Effectivement, l'Empereur était assez souffrant pour que le médecin de son ambulance, Lannefranque, pris de panique devant l'ampleur de ses responsabilités demandât l'avis d'un confrère plus autorisé. Il prolongeait ses visites quotidiennes au delà d'une heure, ce qui prouve bien ses angoisses, car d'après ce que l'on sait de sa personnalité, il était bien évident que Napoléon ne pouvait guère prendre de plaisir à sa conversation. Il conseilla, en premier lieu, d'appeler en consultation Jean-Pierre Franck, ancien médecin de Joseph II, homme aussi célèbre dans toute l'Allemagne que Corvisart l'était en France. Ce dernier, déjà âgé et infirme, procéda à un examen minutieux du malade, se montra assez pessimiste, et prescrivit de nombreuses drogues. Ses méthodes et ses prescriptions ne concordaient guère avec celles du Premier Médecin, si bien que Napoléon redoutant de faire les frais d'une mauvaise interprétation de son état, déclara devant l'Autrichien : «Pourquoi Corvisart n'est-il pas ici, il s'entendrait parfaitement avec vous et je serais tranquille." Franck approuva sans difficulté le principe de cette rencontre avec son collègue français, auquel Duroc écrivit aussitôt. Ce faisant, le Général espérait bien que Corvisart, dont il était l'ami, réussirait à reconquérir son ascendant sur l'Empereur, et à rétablir une situation pouvant paraître momentanément compromise. Le Premier Médecin sentit le danger, et gagna Vienne à bride abattue.
(…)
Semblant répondre à un mot d'ordre, tous ceux qui avaient vécu cette alerte en minimisèrent l'importance dans les récits qu'ils en firent. On parla de rhume, d'ophtalmie, de bronchite, de gastrite, et à moins qu'une découverte tardive de documents inédits ne vienne un jour révéler la nature exacte de l'atteinte dont souffrit alors Napoléon, il faut se contenter du récit qu'il en fit lui-même à Las Cases durant la captivité de Sainte-Hélène alors qu'il songeait déjà à la légende: "Il m'était survenu une petite éruption à la partie postérieure du cou; c'était peu de chose, mais ma suite s'en inquiétait et me pressait de recevoir un médecin dont on me disait merveille. J'y consentis. Franck fut appelé. Il me trouva un vice dartreux, une maladie grave; j'avais besoin d'un traitement préparatoire, de médicaments, de drogues, c'était à n'en plus finir. Je demandai Corvisart; il n'en fallut pas plus pour ranimer des espérances éteintes. J'étais malade, alité, j'avais perdu la tête, Chacun faisait son plan, tout s'agitait déjà. Corvisart, dans ce mouvement, ces inquiétudes, accourut d'autant plus vite et ne s'arrêta qu'il ne fût à Schonbrunn, croyant me trouver à la mort; je passais une revue, ma surprise fut extrême. Je rentrai, on m'annonça son arrivée, et je me mis à rire de l'étonnement qu'il avait montré:
- Eh bien, Corvisart, quelles nouvelles? Que dit-on à Paris? Savez-vous qu'on soutient ici que je suis gravement malade ? J'ai une petite éruption, une légère douleur à la tête. Le docteur Franck prétend que je suis attaqué d'un vice dartreux qui exige un traitement long et sévère. Qu'en pensez-vous?
J'avais défait ma cravate, il m'examina:
- Ah! Sire, me faire venir de si loin pour un vésicatoire que le dernier des médecins eût pu appliquer aussi bien que moi! Franck extravague. Vous allez à merveille, ce petit accident tient à une éruption mal soignée et ne résistera pas à quatre jours de vésicatoire.
Il ne résista pas, en effet, et ne se reproduisit plus.

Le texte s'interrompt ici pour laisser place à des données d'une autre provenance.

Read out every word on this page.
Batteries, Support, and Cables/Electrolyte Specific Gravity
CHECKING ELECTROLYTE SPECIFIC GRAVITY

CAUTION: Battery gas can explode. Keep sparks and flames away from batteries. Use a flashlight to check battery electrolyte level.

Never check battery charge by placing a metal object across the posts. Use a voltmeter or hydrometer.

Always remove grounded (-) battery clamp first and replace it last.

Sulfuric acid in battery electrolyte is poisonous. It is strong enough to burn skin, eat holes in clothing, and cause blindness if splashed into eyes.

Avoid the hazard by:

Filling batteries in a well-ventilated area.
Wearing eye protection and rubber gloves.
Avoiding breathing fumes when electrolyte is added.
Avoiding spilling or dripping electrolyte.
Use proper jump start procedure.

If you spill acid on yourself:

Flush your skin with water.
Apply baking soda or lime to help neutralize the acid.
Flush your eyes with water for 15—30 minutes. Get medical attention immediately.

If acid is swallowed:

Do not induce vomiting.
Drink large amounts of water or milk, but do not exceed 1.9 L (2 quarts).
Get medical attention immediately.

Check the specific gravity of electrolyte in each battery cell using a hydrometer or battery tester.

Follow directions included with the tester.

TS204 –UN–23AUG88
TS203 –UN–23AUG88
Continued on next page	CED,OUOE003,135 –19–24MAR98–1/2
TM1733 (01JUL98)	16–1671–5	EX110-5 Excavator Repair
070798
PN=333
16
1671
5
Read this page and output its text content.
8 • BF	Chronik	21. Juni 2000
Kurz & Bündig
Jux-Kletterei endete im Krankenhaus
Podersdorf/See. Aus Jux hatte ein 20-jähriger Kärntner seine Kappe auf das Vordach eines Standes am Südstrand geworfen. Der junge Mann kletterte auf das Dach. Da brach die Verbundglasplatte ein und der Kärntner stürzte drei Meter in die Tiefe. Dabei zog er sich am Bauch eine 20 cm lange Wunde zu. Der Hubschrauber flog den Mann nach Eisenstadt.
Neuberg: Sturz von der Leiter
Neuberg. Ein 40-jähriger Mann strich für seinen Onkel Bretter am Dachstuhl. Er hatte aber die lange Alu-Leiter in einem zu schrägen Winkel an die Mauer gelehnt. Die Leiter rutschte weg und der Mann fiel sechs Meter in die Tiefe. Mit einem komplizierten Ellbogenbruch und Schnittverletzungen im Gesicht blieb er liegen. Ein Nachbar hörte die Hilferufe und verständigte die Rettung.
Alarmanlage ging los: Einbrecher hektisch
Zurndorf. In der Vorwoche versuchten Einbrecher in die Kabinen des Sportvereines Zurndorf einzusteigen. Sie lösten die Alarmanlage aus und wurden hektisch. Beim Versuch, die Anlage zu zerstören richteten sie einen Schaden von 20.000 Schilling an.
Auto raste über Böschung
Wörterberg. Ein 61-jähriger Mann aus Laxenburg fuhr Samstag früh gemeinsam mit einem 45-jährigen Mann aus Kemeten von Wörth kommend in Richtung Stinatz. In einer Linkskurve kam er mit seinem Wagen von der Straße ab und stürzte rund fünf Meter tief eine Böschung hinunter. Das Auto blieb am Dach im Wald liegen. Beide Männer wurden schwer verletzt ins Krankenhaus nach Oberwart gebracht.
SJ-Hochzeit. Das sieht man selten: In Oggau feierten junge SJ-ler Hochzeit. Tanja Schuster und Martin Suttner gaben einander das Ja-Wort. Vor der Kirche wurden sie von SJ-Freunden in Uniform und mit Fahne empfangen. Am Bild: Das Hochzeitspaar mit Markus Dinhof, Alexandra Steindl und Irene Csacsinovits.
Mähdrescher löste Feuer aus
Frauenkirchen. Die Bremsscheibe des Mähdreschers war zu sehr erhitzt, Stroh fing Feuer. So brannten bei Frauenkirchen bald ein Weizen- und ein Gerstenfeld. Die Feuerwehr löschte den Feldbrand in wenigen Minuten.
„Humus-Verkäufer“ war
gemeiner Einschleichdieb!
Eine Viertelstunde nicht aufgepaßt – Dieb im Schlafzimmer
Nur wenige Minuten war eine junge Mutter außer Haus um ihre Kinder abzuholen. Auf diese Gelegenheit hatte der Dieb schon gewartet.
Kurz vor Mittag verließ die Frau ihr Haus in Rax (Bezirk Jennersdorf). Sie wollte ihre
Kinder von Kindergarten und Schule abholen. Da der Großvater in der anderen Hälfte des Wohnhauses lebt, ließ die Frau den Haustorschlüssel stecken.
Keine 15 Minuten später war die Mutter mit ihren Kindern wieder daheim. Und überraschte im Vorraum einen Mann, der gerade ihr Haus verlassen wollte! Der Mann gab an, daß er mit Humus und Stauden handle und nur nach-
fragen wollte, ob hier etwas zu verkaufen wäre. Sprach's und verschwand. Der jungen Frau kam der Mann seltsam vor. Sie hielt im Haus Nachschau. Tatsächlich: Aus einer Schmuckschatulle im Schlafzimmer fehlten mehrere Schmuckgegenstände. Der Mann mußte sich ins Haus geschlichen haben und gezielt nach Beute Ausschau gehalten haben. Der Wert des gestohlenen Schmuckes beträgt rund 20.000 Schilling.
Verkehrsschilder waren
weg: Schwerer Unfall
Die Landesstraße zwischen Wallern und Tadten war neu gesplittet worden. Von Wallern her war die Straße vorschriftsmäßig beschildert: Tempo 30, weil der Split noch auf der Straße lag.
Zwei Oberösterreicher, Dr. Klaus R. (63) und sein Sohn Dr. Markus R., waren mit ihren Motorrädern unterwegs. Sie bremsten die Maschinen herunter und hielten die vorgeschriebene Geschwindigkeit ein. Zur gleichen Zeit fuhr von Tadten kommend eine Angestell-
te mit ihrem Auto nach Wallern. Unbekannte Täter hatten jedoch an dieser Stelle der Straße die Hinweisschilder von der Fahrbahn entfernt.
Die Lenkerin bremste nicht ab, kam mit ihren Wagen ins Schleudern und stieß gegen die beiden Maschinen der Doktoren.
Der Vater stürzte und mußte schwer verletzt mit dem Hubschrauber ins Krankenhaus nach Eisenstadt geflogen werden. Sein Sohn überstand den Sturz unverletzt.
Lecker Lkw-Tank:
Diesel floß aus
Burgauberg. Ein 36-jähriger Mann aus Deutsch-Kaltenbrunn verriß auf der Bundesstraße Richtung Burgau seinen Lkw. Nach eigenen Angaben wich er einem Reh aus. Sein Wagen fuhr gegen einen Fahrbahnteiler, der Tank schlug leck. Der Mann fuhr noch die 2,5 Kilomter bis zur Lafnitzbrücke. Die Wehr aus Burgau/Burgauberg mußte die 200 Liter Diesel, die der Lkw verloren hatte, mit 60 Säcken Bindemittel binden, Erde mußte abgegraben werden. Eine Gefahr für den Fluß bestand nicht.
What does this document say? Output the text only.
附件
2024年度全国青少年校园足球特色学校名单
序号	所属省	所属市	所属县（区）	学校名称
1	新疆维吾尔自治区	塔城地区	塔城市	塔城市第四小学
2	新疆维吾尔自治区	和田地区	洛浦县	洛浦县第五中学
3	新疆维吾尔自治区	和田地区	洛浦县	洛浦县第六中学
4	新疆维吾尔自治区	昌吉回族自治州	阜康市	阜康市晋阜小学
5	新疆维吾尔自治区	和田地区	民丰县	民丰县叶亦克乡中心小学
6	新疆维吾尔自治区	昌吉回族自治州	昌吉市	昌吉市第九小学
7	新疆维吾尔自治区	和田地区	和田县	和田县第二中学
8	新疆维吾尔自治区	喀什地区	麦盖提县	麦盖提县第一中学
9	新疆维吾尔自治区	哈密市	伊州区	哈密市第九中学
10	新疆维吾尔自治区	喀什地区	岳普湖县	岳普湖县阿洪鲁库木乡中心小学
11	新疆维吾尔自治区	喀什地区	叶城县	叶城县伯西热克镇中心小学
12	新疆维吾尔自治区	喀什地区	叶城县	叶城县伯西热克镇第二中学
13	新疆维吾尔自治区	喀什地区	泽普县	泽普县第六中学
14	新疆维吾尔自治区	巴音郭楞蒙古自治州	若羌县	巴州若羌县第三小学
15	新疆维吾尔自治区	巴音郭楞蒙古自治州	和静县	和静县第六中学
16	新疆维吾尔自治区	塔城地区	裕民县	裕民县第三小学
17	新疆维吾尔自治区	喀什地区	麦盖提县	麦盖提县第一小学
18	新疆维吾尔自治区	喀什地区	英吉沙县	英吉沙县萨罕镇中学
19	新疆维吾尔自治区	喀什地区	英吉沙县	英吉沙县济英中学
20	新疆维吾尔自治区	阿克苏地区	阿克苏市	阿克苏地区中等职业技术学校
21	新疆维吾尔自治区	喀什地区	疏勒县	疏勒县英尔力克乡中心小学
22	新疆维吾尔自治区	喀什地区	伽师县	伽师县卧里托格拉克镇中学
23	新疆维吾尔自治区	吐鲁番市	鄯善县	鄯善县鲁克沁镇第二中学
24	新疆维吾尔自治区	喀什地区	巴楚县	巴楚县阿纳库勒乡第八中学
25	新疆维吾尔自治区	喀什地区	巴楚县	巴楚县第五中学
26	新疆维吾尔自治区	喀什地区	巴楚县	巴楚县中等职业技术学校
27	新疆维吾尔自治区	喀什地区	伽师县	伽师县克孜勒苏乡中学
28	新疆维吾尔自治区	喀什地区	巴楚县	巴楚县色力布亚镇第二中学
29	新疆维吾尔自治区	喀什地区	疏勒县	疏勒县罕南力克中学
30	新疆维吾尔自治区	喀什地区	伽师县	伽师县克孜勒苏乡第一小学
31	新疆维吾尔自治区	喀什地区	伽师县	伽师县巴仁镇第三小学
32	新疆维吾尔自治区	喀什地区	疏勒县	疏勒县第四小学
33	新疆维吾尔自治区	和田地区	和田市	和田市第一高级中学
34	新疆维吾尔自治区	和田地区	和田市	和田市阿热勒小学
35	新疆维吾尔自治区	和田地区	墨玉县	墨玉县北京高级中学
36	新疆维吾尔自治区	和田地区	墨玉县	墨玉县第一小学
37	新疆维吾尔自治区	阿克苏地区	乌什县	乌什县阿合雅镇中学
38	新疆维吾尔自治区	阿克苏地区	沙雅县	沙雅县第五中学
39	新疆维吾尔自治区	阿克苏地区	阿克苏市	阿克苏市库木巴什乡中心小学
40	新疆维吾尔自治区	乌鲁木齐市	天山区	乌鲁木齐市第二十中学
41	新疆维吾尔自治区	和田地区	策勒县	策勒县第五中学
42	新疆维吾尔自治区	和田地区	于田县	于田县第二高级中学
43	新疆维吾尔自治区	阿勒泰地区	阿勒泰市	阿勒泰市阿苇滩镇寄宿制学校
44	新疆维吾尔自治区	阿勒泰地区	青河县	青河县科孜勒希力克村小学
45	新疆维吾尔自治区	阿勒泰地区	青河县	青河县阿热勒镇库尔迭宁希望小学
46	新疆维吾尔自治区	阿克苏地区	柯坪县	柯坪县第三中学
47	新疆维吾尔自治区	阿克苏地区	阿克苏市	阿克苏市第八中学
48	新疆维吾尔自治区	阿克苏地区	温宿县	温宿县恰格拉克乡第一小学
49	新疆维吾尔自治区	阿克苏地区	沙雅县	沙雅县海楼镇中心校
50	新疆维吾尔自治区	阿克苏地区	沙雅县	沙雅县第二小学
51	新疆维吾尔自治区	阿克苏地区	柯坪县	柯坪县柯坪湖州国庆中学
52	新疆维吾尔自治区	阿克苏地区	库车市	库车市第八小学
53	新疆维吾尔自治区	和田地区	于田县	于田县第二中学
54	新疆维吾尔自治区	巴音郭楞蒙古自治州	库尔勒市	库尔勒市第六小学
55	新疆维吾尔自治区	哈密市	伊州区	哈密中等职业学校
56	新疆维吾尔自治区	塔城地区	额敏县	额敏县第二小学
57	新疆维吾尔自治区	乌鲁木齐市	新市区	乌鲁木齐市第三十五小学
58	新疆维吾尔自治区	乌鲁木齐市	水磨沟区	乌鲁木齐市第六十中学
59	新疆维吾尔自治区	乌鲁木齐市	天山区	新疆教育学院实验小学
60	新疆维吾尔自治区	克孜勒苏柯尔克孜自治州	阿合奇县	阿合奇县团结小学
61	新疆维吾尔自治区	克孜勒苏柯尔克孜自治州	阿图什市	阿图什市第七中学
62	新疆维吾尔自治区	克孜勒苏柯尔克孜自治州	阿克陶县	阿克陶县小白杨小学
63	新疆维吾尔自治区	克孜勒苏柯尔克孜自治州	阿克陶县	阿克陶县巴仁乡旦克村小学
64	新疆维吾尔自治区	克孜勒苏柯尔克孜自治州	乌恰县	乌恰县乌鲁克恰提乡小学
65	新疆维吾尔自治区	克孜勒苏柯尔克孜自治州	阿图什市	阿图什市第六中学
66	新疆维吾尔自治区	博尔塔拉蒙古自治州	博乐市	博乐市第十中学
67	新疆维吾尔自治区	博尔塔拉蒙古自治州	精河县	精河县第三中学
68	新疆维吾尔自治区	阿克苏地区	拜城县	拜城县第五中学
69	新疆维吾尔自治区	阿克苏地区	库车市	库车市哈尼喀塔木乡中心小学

Borodino - septembre 1812.



Le général Gourgaud - Jacques Macé - éd Nouveau Monde - 2006 - p.212


Les 5,6 et 7 septembre à Borodino, de nombreux témoins ont signalé la fébrilité, l’anxiété, le manque de détermination de Napoléon qui se limita à jeter des masses humaines à l’assaut des redoutes russes sans se livrer aux brillantes manœuvres tactiques qui avaient valu le succès de ses précédentes campagnes.
[…]
Mestivier certifie et signe le 24 janvier 1825 une copie du « bulletin de la santé de Napoléon dans la nuit du 6 au 7 septembre 1812, tel que je l’ai retrouvé dans mes papiers » :

« 5 septembre.
L’Empereur m’a fait appeler ce soir « Eh bien, docteur, m’a-t-il dit, vous le voyez, je me fais vieux, mes jambes enflent, j’urine à peine ; c’est sans doute l’humidité de ces bivouacs, car je ne vis que par la peau. »
Nuit du 6 au 7 septembre.
L’Empereur est dans l’état suivant : toux continuelle et sèche, respiration difficile et entrecoupée. L’urine ne sortant que goutte à goutte est bourbeuse et sédimenteuse. Le bas des jambes et les pieds extrêmement oedématiés. Le pouls serré, fébrile et irrégulier.
Ces symptômes graves font craindre une disposition à une maladie organique. »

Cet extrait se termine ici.